Les autorités européennes ont infligé à AliExpress une amende de 550 millions d'euros (environ 629 millions de dollars) pour ne pas avoir empêché la vente de produits illicites sur sa plateforme. Il s'agit de la sanction la plus élevée jamais imposée en application du règlement sur les services numériques (Digital Services Act, ou DSA), le nouveau cadre de modération des contenus en vigueur au sein de l'Union européenne.
Une sanction historique
Cette décision marque un tournant dans la mise en œuvre du DSA, entré en vigueur progressivement depuis 2023. Les services de Bruxelles reprochent à AliExpress de n'avoir pas mis en place les mesures suffisantes pour détecter et retirer les biens interdits mis en vente par des commerçants tiers sur sa marketplace. Les produits concernés incluent des marchandises contrefaites, des substances dangereuses ou encore des équipements non conformes aux normes européennes. L'enquête, menée par la Commission européenne, a conclu à un manquement grave et répété aux obligations de diligence imposées aux très grandes plateformes en ligne.
Le montant de l'amende, fixé à 550 millions d'euros, représente un record absolu depuis l'application du DSA. Ce texte permet aux régulateurs de sanctionner les entreprises jusqu'à 6 % de leur chiffre d'affaires annuel mondial en cas d'infractions. Selon plusieurs sources concordantes, la somme retenue est proportionnelle à la taille et à la puissance financière du groupe Alibaba, maison mère d'AliExpress, qui réalise un chiffre d'affaires annuel de plusieurs dizaines de milliards d'euros.

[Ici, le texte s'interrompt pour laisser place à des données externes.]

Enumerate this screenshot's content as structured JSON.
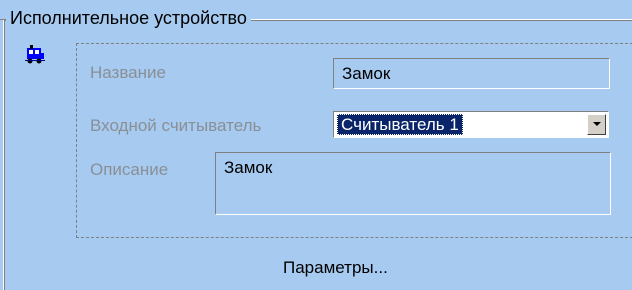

Un contexte de régulation accru
Cette amende intervient dans un climat de durcissement réglementaire à l'égard des grandes plateformes numériques, en particulier celles originaires de Chine. Outre AliExpress, d'autres acteurs majeurs du e-commerce asiatique font l'objet d'une surveillance renforcée de la part de l'Union européenne. Les autorités entendent ainsi lutter contre la prolifération de produits illégaux ou dangereux vendus en ligne, qui échappent souvent aux contrôles nationaux traditionnels.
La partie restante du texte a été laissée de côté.